« Écoute, dit-elle, écoute. Le mot est une résonance intérieure permettant de susciter l'abstente de tous bouquets. La répétition d'un mot, deux fois, trois fois, plusieurs fois rapprochée, fait naître des pouvoirs, la tacite atmosphère, tout l'air de toute la mer. Ce n'est pas un procédé, c'est un sortilège. »
Marcelle cachait dans son sac d'écolière une couleuvre verte qu'elle trimballait partout. Elle grimpait aussi aux arbres, embrassait les fleurs sur la bouche, appelait les adultes les Barbares. Et elle avait ensorcelé Emma.
Emma avait donc appris à vivre en lisant, et elle avait acquis, du même mouvement, son écriture claire, mesurée, construite. Le contraire de celle de Marcelle, nerveuse- nettement plus actuelle. Plus dans l’excès, l’irrégulier, le déséquilibre.
« Marcelle se levait à 7 heures du matin, pour aller grimper vers les sommets. Le danger était grand. Crevasses, glissades, avalanches. Le lendemain d'un jour où il avait neigé, elle est montée au col de l'Eychauda, à 2500 mètres. Elle marchait dans la neige craquante. Soudain un nuage est arrivé. Il l'a pressée ; elle courait ; lui aussi. Elle n'avait pas fait 50 mètres qu'il l'enveloppait, neige durcie, cinglante. C'était exquis. Si on ne dépasse pas le nuage, on se trouve enseveli. »
Sur un feuillet vert menthe : Pour la première fois ma classe m'a énervée. Ils étaient énervés; j'étais énervée. J'ai failli les battre tous.
Emma, écrit Marcelle, je voudrais me remplis de connaissance. Boire les paroles que vous buvez là-bas.

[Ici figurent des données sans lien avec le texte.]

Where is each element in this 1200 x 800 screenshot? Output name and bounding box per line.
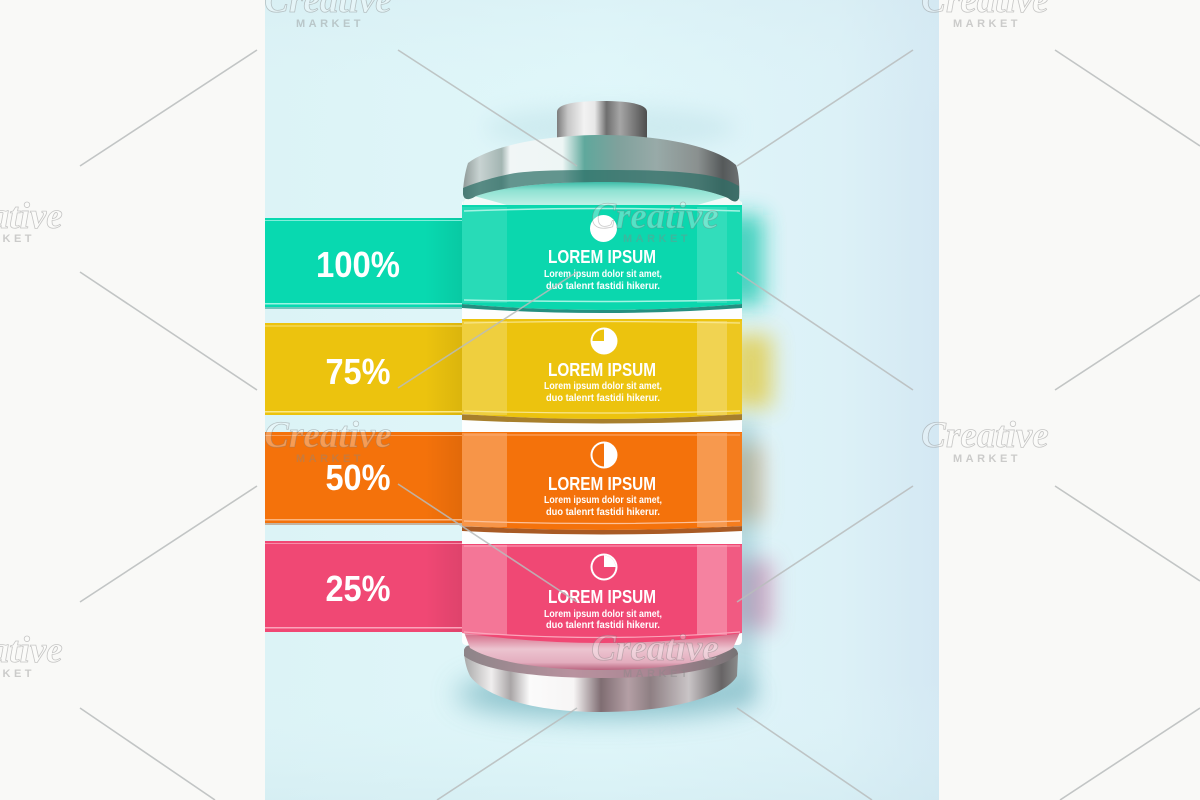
- ribbon: 25%: 25%: [326, 568, 390, 609]
- icon: full circle: [590, 215, 617, 242]
- battery neck: [462, 181, 742, 208]
- battery base glass: [464, 632, 740, 670]
- ribbon: 75%: [265, 323, 465, 415]
- ribbon: 100%: [265, 218, 465, 309]
- watermarks: Creative: [591, 196, 719, 237]
- watermarks: [0, 0, 1049, 680]
- battery: [462, 101, 742, 712]
- white shoulder highlights: [462, 194, 742, 208]
- lid lip: [463, 170, 739, 201]
- poster panel: [265, 0, 939, 800]
- watermarks: MARKET: [296, 18, 364, 30]
- watermarks: Creative: [591, 628, 719, 669]
- watermarks: MARKET: [296, 453, 364, 465]
- watermarks: Creative: [921, 415, 1049, 456]
- band: pink: LOREM IPSUM: [548, 587, 656, 607]
- band: teal: [462, 205, 742, 313]
- battery base: [464, 642, 738, 712]
- base top rim: [464, 646, 738, 678]
- battery glow and shadow: [456, 106, 772, 718]
- band: teal: Lorem ipsum dolor sit amet,: [544, 268, 662, 280]
- battery terminal: [557, 101, 647, 138]
- ribbon: 50%: 50%: [326, 457, 390, 498]
- icon: quarter pie: [590, 554, 618, 580]
- ribbon: 100%: 100%: [316, 244, 400, 285]
- battery lid: [463, 135, 739, 201]
- band: orange: LOREM IPSUM: [548, 474, 656, 494]
- band: orange: duo talenrt fastidi hikerur.: [546, 506, 660, 518]
- band: pink: Lorem ipsum dolor sit amet,: [544, 608, 662, 620]
- band: orange: [462, 432, 742, 534]
- band: teal: LOREM IPSUM: [548, 247, 656, 267]
- band: pink: [462, 544, 742, 643]
- band: yellow: duo talenrt fastidi hikerur.: [546, 392, 660, 404]
- band: pink: duo talenrt fastidi hikerur.: [546, 619, 660, 631]
- watermarks: MARKET: [623, 233, 691, 245]
- white battery body: [462, 200, 742, 645]
- watermarks: MARKET: [953, 18, 1021, 30]
- band: orange: Lorem ipsum dolor sit amet,: [544, 494, 662, 506]
- band: yellow: LOREM IPSUM: [548, 360, 656, 380]
- band: yellow: Lorem ipsum dolor sit amet,: [544, 380, 662, 392]
- band: yellow: [462, 319, 742, 424]
- watermarks: MARKET: [953, 453, 1021, 465]
- watermarks: MARKET: [623, 668, 691, 680]
- watermarks: Creative: [264, 415, 392, 456]
- band: teal: duo talenrt fastidi hikerur.: [546, 280, 660, 292]
- icon: three-quarter pie: [590, 328, 618, 354]
- ribbon: 75%: 75%: [326, 351, 390, 392]
- ribbon: 25%: [265, 541, 465, 632]
- icon: half pie: [590, 442, 618, 468]
- ribbon: 50%: [265, 432, 465, 525]
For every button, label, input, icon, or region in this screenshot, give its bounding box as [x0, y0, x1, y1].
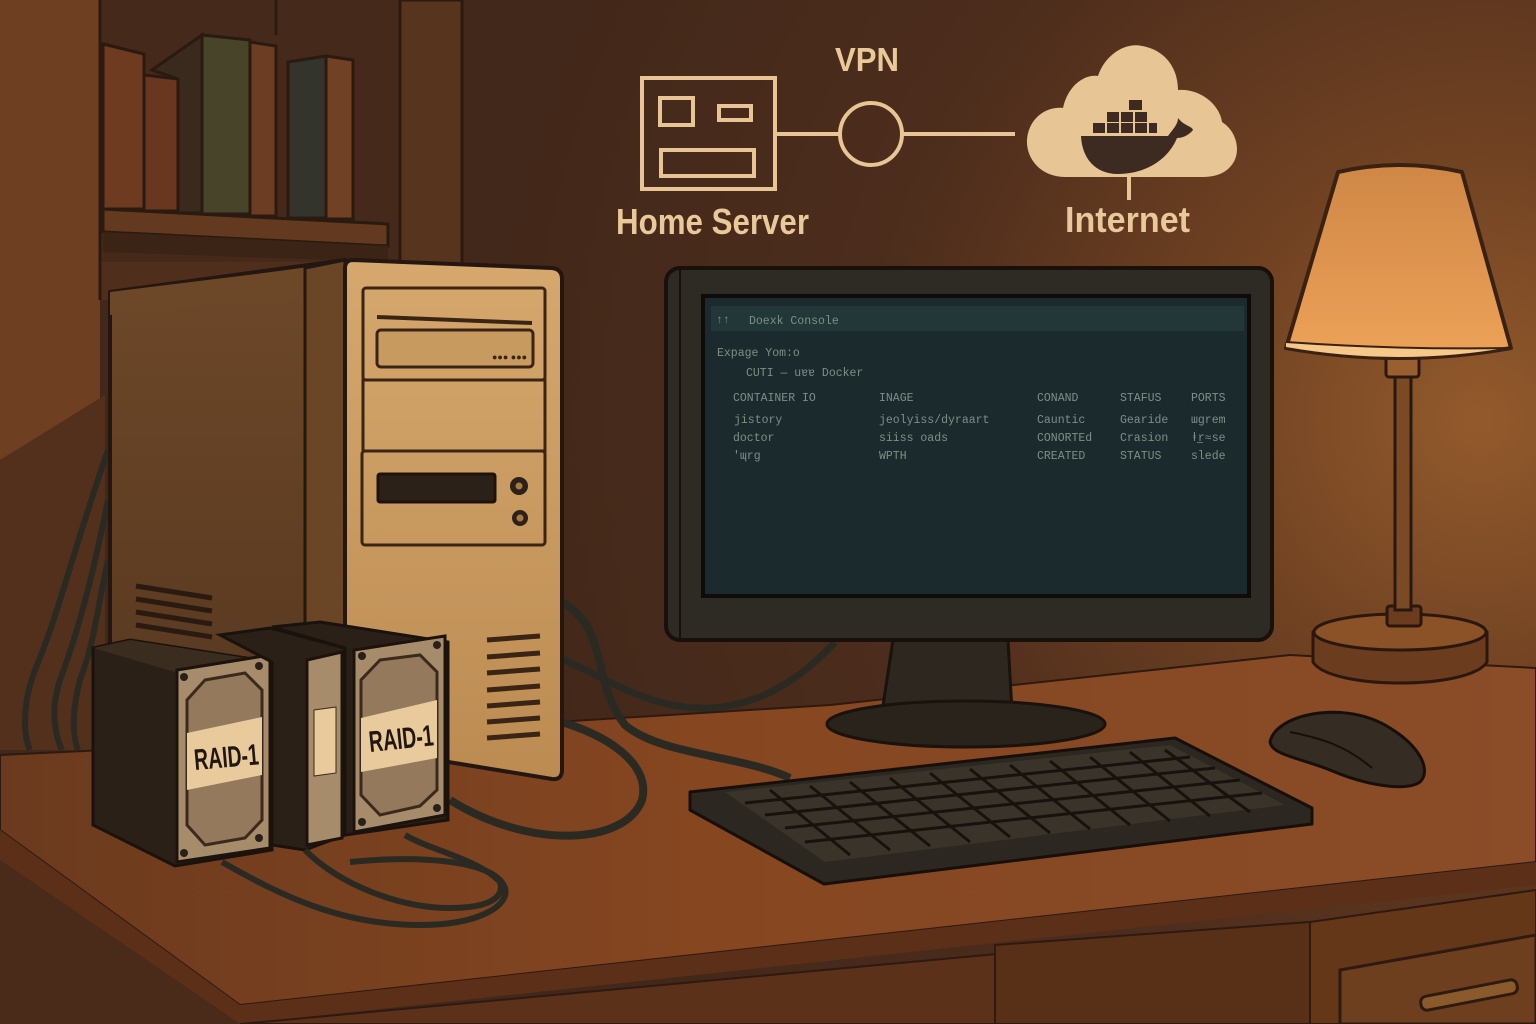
books — [103, 35, 353, 219]
console text: ɯgrem — [1191, 414, 1226, 427]
monitor stand — [882, 640, 1012, 712]
console text: PORTS — [1191, 392, 1226, 405]
computer tower — [110, 260, 562, 779]
screen — [703, 296, 1249, 596]
console text: WPTH — [879, 450, 907, 463]
console text: Expage Yom:o — [717, 347, 800, 360]
label: RAID-1 right: RAID-1 — [367, 719, 435, 759]
computer tower: ●●● ●●● — [492, 352, 527, 362]
lamp base — [1313, 616, 1487, 683]
lamp shade — [1286, 165, 1511, 358]
tower side — [110, 260, 345, 770]
label: RAID-1 left: RAID-1 — [193, 738, 260, 777]
top bay — [363, 288, 545, 380]
console text: Gearide — [1120, 414, 1168, 427]
console text: CONTAINER IO — [733, 392, 816, 405]
middle drive — [220, 628, 345, 850]
vents on side — [136, 586, 212, 637]
console text: siiss oads — [879, 432, 948, 445]
VPN link — [775, 103, 1015, 165]
lamp pole — [1395, 375, 1411, 610]
icon: home server — [642, 78, 775, 189]
right drive — [272, 622, 448, 835]
console text: CONORTEd — [1037, 432, 1092, 445]
lower bay — [362, 451, 545, 545]
icon: cloud with docker whale — [1027, 45, 1237, 200]
console text: CUTI — uɐɐ Docker — [746, 367, 863, 380]
console text: CREATED — [1037, 450, 1085, 463]
console text: Cauntic — [1037, 414, 1085, 427]
heading: VPN: VPN — [835, 41, 899, 78]
console text: CONAND — [1037, 392, 1079, 405]
console text: jistory — [734, 414, 782, 427]
monitor — [666, 268, 1272, 747]
RAID cables — [222, 835, 506, 925]
keyboard — [690, 738, 1312, 884]
desk — [0, 655, 1536, 1024]
left drive face — [177, 655, 270, 862]
monitor: ↑↑ — [716, 314, 730, 327]
bookshelf — [100, 0, 462, 300]
console text: slede — [1191, 450, 1226, 463]
lamp — [1286, 165, 1511, 683]
monitor: Doexk Console — [749, 315, 839, 328]
middle bay — [363, 380, 545, 451]
screws — [180, 641, 441, 857]
console text: INAGE — [879, 392, 914, 405]
label: Internet: Internet — [1065, 199, 1190, 240]
left drive — [93, 640, 272, 866]
bezel — [666, 268, 1272, 640]
label: Home Server: Home Server — [616, 201, 809, 242]
console text — [717, 347, 1226, 463]
console text: ⱡ͟r≈se — [1191, 432, 1226, 445]
title bar — [711, 306, 1244, 331]
cables behind tower — [25, 450, 835, 836]
console text: Crasion — [1120, 432, 1168, 445]
console text: jeolyiss/dyraart — [879, 414, 989, 427]
console text: STATUS — [1120, 450, 1162, 463]
console text: STAFUS — [1120, 392, 1162, 405]
RAID drives — [93, 622, 448, 866]
shelf board — [103, 209, 388, 246]
mouse — [1270, 712, 1425, 787]
network diagram — [616, 41, 1237, 242]
console text: doctor — [733, 432, 774, 445]
front vents — [487, 636, 540, 738]
console text: 'ɰrg — [733, 450, 761, 463]
tower front — [345, 260, 562, 779]
left wall panel — [0, 0, 105, 750]
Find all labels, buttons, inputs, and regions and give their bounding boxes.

Elle était convaincue que c'était par la littérature que son troupeau de jeunes filles allait conquérir la liberté qui leur revenait de droit. Rien de barré. Aucun nuage devant elles. Grand beau temps clair pour les filles. Plus qu'un professeur de littérature, Suzanne Aymé fut un professeur d'existence, enseignant la dimension esthétique de la vie, c'est-à-dire affective, le sentir sous toutes ses formes, et si Emma a tellement bien inventé son chemin, c'est grâce à elle. A partir de la lecture comme activité de connaissance, Emma s'est affranchie de la société et s'est librement avancée dans sa vie. Emma s'est affranchie de la société et s'est librement avancée dans sa vie. Emma, une fille affranchie par la littérature.
Dans ces lettres qui ne m’étaient pas adressées, et que j’allais visiter en secret, où l’air était acide et vif, j’ai sans doute ressenti ma première ivresse littéraire.
J'ai peur du cérémonial de la médiocrité.